金色の月、漆黒の風
VSセイバー
「バースト」
選択肢
3.まだ機会を待つ……!
VSセイバー
「意外な乱入者」
「っ――――、ライダー…………!」
信じる。
信じて待つしかない。
ここでセイバーに切りかかったところで何になる。
すでに準備に入ってしまった投影で何ができる。
俺たちの作戦は決まっている。
ライダーはそれを受け入れて、俺を一時でもマスターだと認めてくれた。
それを――――
(降りしきる刃)
「ぇ――――?」
唐突に、それは起こった。
虚空から現れた無数の刃が、ライダーに止めを刺そうとするセイバーに降り注ぐ!
「くっ…………!」
とっさに、振り上げた剣を円を描くように振り、セイバーはそのことごとくをはじき返す。

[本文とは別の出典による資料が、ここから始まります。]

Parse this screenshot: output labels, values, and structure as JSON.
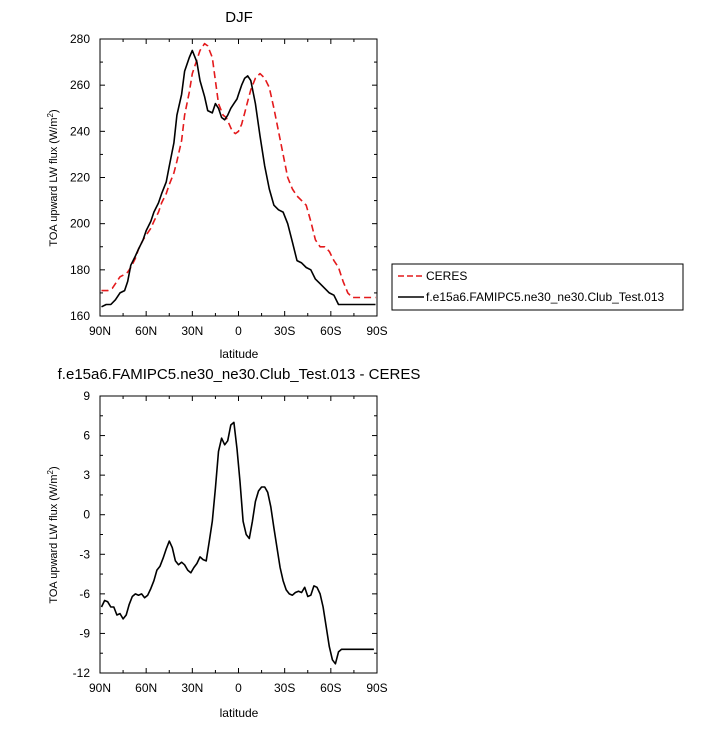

ライダーも、予想外のことに辛うじてその刃の雨から逃れることしかできなかった。
「やれやれ、ずいぶんと無粋な姿となったな、騎士王よ」
からかうような声は、俺の背後から、振り向くとそこには金髪の男がいた。
(セピア色の画像・教会内での対峙)
なぜだろう、その姿は、どこかであったような気がする。
だが、思い出せない。もはや、覚えていることのほうが少なく――――、
「ギルガメッシュ……貴様がなぜ……」
「フン、あれに喰われかかったのは貴様も知っていよう。生憎だが、我は手を上げたものを生かしておくほど寛大ではないのでな」
尊大な口調で、男が言う。
セイバーはその言葉に眼を細め、剣を構えなおした。
異様な緊迫感がその場に満ち――――
「おい、そこの下郎」
「え……俺?」
「それ以外に誰がいるというのだ? 本来なら、生かしておくのも面倒だが、心踊る戦の前に、下賤の血を流すのも馬鹿らしい。疾く、我の前から消えるが良い」
そういう男の指し示す方向は、洞窟の奥への道だった。
その言葉に、セイバーは眉をひそめるが、先ほどのように通さないような絶対の気迫が伝わってこない。
「えーと、つまり、助けてくれるのか?」
「……さて、これがお前にとって助けになるとも到底思えないが」
「?」
なにやら、含むような男の言葉に、おれは首をかしげた。
と、体勢を立て直したライダーが、俺のもとによって声をかけてくる。
「士郎、ここは先へ進んでください。少なくとも、サーヴァント二人がかりなら、セイバーも士郎を止めることは出来ないでしょう」
「だけど、大丈夫か、ライダー」
「……士郎、私達の目的は、桜を救うことです。今この場にとどまるのは、時間の浪費以外の何者でもありません」
キッパリとそう言われ、俺の気持ちも決まった。
「分かった、けど、ライダーも無理するなよな」
「ええ、分かっています。あなたも気をつけて、士郎」
ライダーの言葉に頷き、俺はグルッとセイバーを迂回するように壁際を走り、奥へと進もうとする。
セイバーは、そんな俺の動きを眼で追っていたが、すぐにその視線をはずした。
そうして、俺は無事に広間を抜けでる。通路は一本、何かに導かれるように、まっすぐに続いていた。
その先に、障害となるようなものは見当たらない。後は、桜のところまで一本道なのだろう。
「まってろよ、桜……!」
走り出す俺の背後から、再び刃のぶつかり合う音が聞こえてくる。
それを耳にしながら、おれは振り向くことなく、通路を走り続けた。